I have fed my pygos over the last 2 years chicken maybe 4 times. Each time it was a skinless drumstick and they loved it right down to the bone.


----------



## TobiasRieper (Mar 14, 2008)

perhaps some fat is good for them


----------



## -NBKK- (Jun 22, 2007)

AKSkirmish said:


> By saying the term/word "treat" we just mean that it should only be fed every great once in awhile.....


ohh, ok i see your point with the term. I wouldn't feed chicken or steak or anything, these animals have been pumped full of chemicals for growth and god knows what. just my opinion though. Could be wrong


----------



## kfreeman (Feb 14, 2008)

A mouse or a small rat is a TREAT. A treat is something that they like yet is no harm to them.


----------



## base935 (Oct 25, 2007)

The guy brings up a good point. I've always been a huge fish/scuba/animal/pet/etc lover all my life. I got my first RBP when I was ~19. Three little babies. They grew super quick in my undergrad mind where I was always going to Petsmart/Petco on the way home from class/work, and buying ridiculous amounts of feeder goldfish, exclusively. I had to go daily, or every other day. Sold the two smaller ones to the strip mall petstore that I got them from, and they were the smallest of the giants. All fed goldfish. Always. Wouldn't have occured to me 12 years ago, admittedly with a 7 year break since these new guys, but I never would have been the master of frozen cubes of my own prepared/thawed cycles of food.

I actually have a extra complete 29g tank that, with what I have relearned, am getting interested in trying a pair of RBPs, raised on nothing but rosies and little/big feeder goldfish. Not from a chain, but a local, sharp fish store.

I saw a piece on National Geographic when I was a little kid of Piranhas eating cattle, baby birds falling into the river, and dead carcasses. Mine are instinctively programmed killers, even if they are scared of the vac or my hand. They rotate through about 8 meats. Feed them before I go to sleep, since they will not eat under the Home Depot/going out of town timer light 12h/12h. 55gal, one light unplugged, and they appreciate the darkest side, on the dark side.
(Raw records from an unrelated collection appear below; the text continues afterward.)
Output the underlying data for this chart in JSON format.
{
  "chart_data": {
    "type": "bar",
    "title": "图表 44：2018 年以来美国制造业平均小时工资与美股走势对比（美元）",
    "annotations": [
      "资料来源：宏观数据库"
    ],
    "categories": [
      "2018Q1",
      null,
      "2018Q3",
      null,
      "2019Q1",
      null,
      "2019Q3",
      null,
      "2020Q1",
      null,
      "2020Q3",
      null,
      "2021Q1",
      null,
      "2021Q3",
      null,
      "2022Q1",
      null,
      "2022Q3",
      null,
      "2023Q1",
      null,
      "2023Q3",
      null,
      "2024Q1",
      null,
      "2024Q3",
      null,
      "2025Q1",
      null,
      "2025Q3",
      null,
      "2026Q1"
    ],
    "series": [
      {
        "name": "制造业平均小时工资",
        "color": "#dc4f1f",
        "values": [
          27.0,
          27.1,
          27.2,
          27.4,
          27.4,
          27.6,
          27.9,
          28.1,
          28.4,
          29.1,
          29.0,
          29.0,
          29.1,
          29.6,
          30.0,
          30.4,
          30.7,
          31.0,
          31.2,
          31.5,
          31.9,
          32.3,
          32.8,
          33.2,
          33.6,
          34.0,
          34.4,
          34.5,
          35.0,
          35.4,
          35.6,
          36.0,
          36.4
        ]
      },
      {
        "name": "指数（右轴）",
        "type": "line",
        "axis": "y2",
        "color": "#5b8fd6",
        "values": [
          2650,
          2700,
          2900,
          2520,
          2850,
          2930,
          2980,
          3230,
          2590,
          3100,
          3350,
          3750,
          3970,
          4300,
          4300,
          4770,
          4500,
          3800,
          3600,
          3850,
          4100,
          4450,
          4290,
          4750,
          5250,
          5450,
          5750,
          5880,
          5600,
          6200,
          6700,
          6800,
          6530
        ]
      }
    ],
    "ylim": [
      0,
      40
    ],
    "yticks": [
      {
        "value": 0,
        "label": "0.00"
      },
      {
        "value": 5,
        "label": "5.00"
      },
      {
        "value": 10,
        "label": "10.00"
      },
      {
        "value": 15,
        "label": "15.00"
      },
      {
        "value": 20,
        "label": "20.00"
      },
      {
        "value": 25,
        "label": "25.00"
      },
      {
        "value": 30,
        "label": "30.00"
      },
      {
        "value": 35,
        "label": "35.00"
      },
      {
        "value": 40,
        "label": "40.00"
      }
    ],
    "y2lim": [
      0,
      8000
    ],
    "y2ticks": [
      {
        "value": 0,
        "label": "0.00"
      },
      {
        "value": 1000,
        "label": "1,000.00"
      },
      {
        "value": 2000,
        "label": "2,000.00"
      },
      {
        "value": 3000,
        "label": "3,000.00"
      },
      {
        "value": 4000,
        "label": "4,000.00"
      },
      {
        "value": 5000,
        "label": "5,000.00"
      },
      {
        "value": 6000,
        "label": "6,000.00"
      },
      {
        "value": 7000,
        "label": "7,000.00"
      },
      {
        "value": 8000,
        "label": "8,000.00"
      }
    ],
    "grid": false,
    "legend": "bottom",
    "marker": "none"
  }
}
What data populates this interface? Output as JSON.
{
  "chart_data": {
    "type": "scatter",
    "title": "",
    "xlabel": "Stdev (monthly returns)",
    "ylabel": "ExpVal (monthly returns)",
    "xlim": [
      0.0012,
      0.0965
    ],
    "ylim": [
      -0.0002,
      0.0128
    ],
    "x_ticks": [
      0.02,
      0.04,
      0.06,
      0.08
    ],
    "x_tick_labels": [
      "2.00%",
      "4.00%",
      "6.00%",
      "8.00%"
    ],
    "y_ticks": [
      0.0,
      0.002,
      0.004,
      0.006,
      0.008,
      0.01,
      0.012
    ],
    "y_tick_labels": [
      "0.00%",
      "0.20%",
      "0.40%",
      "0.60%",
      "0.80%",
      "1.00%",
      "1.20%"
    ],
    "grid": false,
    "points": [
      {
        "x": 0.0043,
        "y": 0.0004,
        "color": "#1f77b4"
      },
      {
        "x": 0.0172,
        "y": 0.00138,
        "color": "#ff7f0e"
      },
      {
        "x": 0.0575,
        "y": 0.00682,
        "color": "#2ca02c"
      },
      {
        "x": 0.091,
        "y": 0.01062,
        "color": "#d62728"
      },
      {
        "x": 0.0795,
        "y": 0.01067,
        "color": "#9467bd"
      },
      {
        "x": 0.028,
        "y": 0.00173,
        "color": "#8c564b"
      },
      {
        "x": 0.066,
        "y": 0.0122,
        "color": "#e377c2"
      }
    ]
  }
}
Who started the rumor that chicken, beef, or carcasses were bad for Piranhas? I know for a fact that mine don't like Scallops. Stay tuned for updates...


----------



## Dr. Giggles (Oct 18, 2003)

According to a Brian Scott (TFH Contributor) write up, mammalian meat/poultry should not be more than 2-3% of the piranha's diet. BS can be considered an expert. No one has to agree with him but he does warrant respect when it comes to the field of tropical fish keeping.


----------



## freebird21 (Dec 3, 2004)

no!!! bad idea!


----------



## fishloaf666 (Feb 26, 2008)

what about chicken livers?


----------



## john1634 (Mar 22, 2005)

chicken liver isnt good its very high in iron


----------



## NegativeSpin (Aug 1, 2007)

You can't beet the pellets in nutrition but after Thanks Giving you can use the piranhas as a garbage disposal for the leftover turkey after it's been in the fridge too long.


----------



## xplosivelikec4 (May 10, 2004)

they eat dead birds in the wild...why not?


----------



## john1634 (Mar 22, 2005)

why not what? chicken liver? anyone can feed their p's whatever they want i strictly stated that its not good for them. dead birds is different. different parts of meat. im not saying you cant use it as a rare treat but there are other great foods that would benefit their p's. like coloration or health.


----------



## xplosivelikec4 (May 10, 2004)

john1634 said:


> why not what? chicken liver? anyone can feed their p's whatever they want i strictly stated that its not good for them. dead birds is different. different parts of meat. im not saying you cant use it as a rare treat but there are other great foods that would benefit their p's. like coloration or health.


you've mis read my post, i was addressing the original poster, that it is ok to feed chicked as an occasional treat. They eat dead bird, animals, etc. so why not feed chicken on occasion?


----------